Стоял январь. И местные красавицы ходили в ослепительно белых синтетических шубках, только что снова вошедших в моду.

А средняя температура местного января составляла тогда плюс двадцать по Цельсию, и я не выходил без пиджака лишь для того, чтобы не выделяться среди мужчин в темных костюмах, свитерах и коротких плащах.

Институты, завод, наконец, древлехранилище — журналисту интересно все.

* * *

Книги в коже и бархате, в парче и меди, в бронзе и серебре.

Но драгоценная старинная парча меркла перед тем, что она в себе заключала. Плавная вязь арабских букв, угловатые паучки знаков армянской азбуки, бесконечно изысканные линии персидского письма…

Рукопись, которую положил передо мной профессор, ничем не радовала глаз… Не было здесь ни скульптурной красоты переплета, ни благородной желтизны прожившего века пергамента. Серая бумага, небрежно вшитая в дешевую ткань. А набегавшие друг на друга строчки… Ей-богу, все плохие почерки похожи друг на друга, на каком бы языке ими ни писали.

— Что? — спросил я, напрасно пытаясь скрыть некоторое пренебрежение. — Это и есть чудо?

Профессор улыбнулся мне. И тени насмешки не было в этой улыбке, но я на секунду снова почувствовал себя в первом школьном дне, который я помню, дне, когда я сказал учительнице, что «р» — гласная, ведь звук «р-р-р» можно тянуть сколько хочешь.

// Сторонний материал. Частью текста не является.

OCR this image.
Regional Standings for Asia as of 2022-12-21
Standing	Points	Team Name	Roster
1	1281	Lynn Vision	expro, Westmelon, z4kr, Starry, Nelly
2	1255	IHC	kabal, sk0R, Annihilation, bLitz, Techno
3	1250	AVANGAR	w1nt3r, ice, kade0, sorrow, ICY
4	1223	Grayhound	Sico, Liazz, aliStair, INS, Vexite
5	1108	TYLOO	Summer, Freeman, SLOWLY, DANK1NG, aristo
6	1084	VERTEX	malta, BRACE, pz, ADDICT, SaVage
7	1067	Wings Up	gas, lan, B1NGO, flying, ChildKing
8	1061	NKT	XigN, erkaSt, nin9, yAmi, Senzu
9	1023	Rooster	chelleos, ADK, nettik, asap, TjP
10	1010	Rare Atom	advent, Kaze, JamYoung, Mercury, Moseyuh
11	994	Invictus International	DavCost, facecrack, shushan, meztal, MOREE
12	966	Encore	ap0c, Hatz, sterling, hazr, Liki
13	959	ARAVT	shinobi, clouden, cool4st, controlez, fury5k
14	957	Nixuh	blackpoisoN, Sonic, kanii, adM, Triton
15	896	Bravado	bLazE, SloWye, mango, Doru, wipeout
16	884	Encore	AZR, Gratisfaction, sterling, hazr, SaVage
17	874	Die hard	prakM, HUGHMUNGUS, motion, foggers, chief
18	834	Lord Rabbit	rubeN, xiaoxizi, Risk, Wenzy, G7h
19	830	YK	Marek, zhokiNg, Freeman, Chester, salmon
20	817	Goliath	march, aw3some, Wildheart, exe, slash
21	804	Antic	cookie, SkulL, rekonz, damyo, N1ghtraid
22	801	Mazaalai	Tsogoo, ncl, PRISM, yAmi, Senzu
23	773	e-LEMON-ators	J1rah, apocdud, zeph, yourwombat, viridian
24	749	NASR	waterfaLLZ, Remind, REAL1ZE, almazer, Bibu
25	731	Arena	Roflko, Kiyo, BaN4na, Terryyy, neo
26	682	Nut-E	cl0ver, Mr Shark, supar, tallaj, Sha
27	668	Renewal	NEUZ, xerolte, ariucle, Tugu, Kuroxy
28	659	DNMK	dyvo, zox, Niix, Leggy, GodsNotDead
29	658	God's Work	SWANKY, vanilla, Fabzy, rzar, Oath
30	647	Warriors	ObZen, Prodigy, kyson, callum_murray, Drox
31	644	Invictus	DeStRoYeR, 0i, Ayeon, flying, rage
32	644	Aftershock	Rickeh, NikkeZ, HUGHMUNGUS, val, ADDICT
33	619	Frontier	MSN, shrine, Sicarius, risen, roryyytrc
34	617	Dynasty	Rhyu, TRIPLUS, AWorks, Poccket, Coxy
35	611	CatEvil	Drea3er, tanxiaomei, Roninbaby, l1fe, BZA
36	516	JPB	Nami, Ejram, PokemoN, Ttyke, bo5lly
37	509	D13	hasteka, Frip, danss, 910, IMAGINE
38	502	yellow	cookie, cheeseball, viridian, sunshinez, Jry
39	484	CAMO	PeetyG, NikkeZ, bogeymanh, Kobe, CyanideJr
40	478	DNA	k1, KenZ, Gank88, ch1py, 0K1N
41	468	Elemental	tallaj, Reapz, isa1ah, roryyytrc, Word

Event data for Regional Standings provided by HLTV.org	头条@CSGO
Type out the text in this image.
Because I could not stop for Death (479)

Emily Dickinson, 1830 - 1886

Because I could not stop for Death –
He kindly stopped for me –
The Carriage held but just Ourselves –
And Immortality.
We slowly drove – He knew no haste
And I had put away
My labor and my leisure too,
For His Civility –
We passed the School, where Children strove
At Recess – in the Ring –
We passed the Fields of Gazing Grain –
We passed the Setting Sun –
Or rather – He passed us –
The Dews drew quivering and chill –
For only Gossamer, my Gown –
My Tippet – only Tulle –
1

Учительница тогда тоже улыбнулась. Я забыл все свои двойки и пятерки, а улыбку помню.

Старик улыбнулся мне и начал читать рукопись, держа ее в вытянутой руке. Он изо всех сил тянул руку, угождая своим дальнозорким глазам.

Читал он по-русски, изредка задерживаясь, чтобы подыскать нужное слово на понятном мне языке. И в подземелье, столько лет бывшем хранилищем книг, совсем не странно звучали перенесенные через два почти века слова.

«Я, Амирак из Тоты под Ганджей, сын Левона, по прозвищу Альтотас, знаток языков живых и мертвых, мудрый мудростью прошлого и счастливый милостью будущего, учитель и ученик в алхимии и алфизике, записал историю ранних дней жизни своей, дабы сохранилась для мира истина. Я, Амирак из Тоты под Ганджей, по прозвищу Альтотас, сын Левона, пишу эту историю на склоне дней своих у бездны, дна которой живые не ведают, готовый к приходу разлучительницы друзей и разрушительницы собраний. В разных странах был я, и много народов знал я, и много людей видел, но лишь о двоих из этих людей хочу поведать читателю, жаждущему познания.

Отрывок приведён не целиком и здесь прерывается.